This file is now just floating in the directory, not tied to anything,
so auto-generation of the documentation will not pick it up or link to
it, right?

So, why does this have to be a separate file at all? Why not put this
in the .c file and pull it straight from there so that it keeps in sync
with the code easier?

thanks,

greg k-h

2022-08-03 15:36:14

by Greg KH

[permalink] [raw]
Subject: Re: [PATCH 2/2] virt: vmgenid: add support for generation counter

On Wed, Aug 03, 2022 at 05:21:27PM +0200, [email protected] wrote:
> + /* Backwards compatibility. If CTRA is not there we just don't expose
> + * the char device

Backwards compatibility with what?

> + */
> + ret = parse_vmgenid_address(device, "CTRA", &state->gen_cntr_addr);
> + if (ret)
> + return 0;
> +
> + state->next_counter = devm_memremap(&device->dev, state->gen_cntr_addr,
> + sizeof(u32), MEMREMAP_WB);
> + if (IS_ERR(state->next_counter))
> + return 0;

This too is an error, you can not return with "all is good", right?
Once you try to create this device because the address is present, you
can't just give up and succeed no matter what went wrong, that seems
incorrect.

thanks,

greg k-h

2022-08-03 15:53:21

by Babis Chalios

[permalink] [raw]
Subject: Re: [PATCH 0/2] virt: vmgenid: add generation counter

CC'ing some more people to the discussion.

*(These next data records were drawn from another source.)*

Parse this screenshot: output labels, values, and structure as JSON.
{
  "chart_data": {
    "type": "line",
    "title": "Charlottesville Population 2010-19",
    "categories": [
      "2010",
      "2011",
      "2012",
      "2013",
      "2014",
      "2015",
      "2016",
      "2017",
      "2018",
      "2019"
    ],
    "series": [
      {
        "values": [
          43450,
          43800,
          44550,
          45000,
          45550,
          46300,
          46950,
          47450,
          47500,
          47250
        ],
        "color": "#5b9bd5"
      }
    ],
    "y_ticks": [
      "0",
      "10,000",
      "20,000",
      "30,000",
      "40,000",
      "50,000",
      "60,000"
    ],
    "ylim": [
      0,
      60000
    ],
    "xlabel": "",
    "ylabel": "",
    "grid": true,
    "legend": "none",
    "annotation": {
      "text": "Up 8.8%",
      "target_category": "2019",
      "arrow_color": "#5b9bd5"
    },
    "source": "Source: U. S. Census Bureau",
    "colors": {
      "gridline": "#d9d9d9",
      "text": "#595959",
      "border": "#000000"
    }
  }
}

On 3/8/22 17:21, [email protected] wrote:
> From: Babis Chalios <[email protected]>
>
> Linux recently added support for the VM Generation ID mechanism from
> Microsoft. The way this works currently is using the 128-bit blob
> provided by the vmgenid device to re-seed the RNG. While this works it
> has two main issues, (a) it is inherently racy due to the fact that it
> relies on a ACPI notification being delivered and handled and (b) the ID
> is unsuitable for exposing to user-space.
>
> This patch-set extends the vmgenid device to introduce a generation
> counter, a 32-bit counter which is different every time the unique ID
> changes. The addition to the original implementation in QEMU can be
> found here:
> https://lists.nongnu.org/archive/html/qemu-devel/2022-08/msg00524.html.
>
> The first patch re-works slightly the current vmgenid driver to add a
> function that parses an object from the vmgenid device and returns the
> physical address of the vmgenid data. The second patch uses that
> function to parse additionally the address of the generation counter
> from the vmgenid namespace. The counter is then exposed to the
> user-space through a misc-device which provides `read` and `mmap`
> interfaces.
>
> Babis Chalios (2):
> virt: vmgenid: add helper function to parse ADDR
> virt: vmgenid: add support for generation counter
>
> Documentation/virt/vmgenid.rst | 120 ++++++++++++++++++++++++++
> drivers/virt/vmgenid.c | 151 ++++++++++++++++++++++++++++-----
> 2 files changed, 251 insertions(+), 20 deletions(-)
> create mode 100644 Documentation/virt/vmgenid.rst
>

Amazon Spain Services sociedad limitada unipersonal, Calle Ramirez de Prado 5, 28045 Madrid. Registro Mercantil de Madrid . Tomo 22458 . Folio 102 . Hoja M-401234 . CIF B84570936

2022-08-03 16:20:53

by Greg KH

[permalink] [raw]
Subject: Re: [PATCH 2/2] virt: vmgenid: add support for generation counter

On Wed, Aug 03, 2022 at 05:21:27PM +0200, [email protected] wrote:
> +static const struct file_operations fops = {
> + .owner = THIS_MODULE,
> + .open = vmgenid_open,
> + .read = vmgenid_read,
> + .mmap = vmgenid_mmap,
> + .llseek = noop_llseek,

Where is this new user/kernel api being documented?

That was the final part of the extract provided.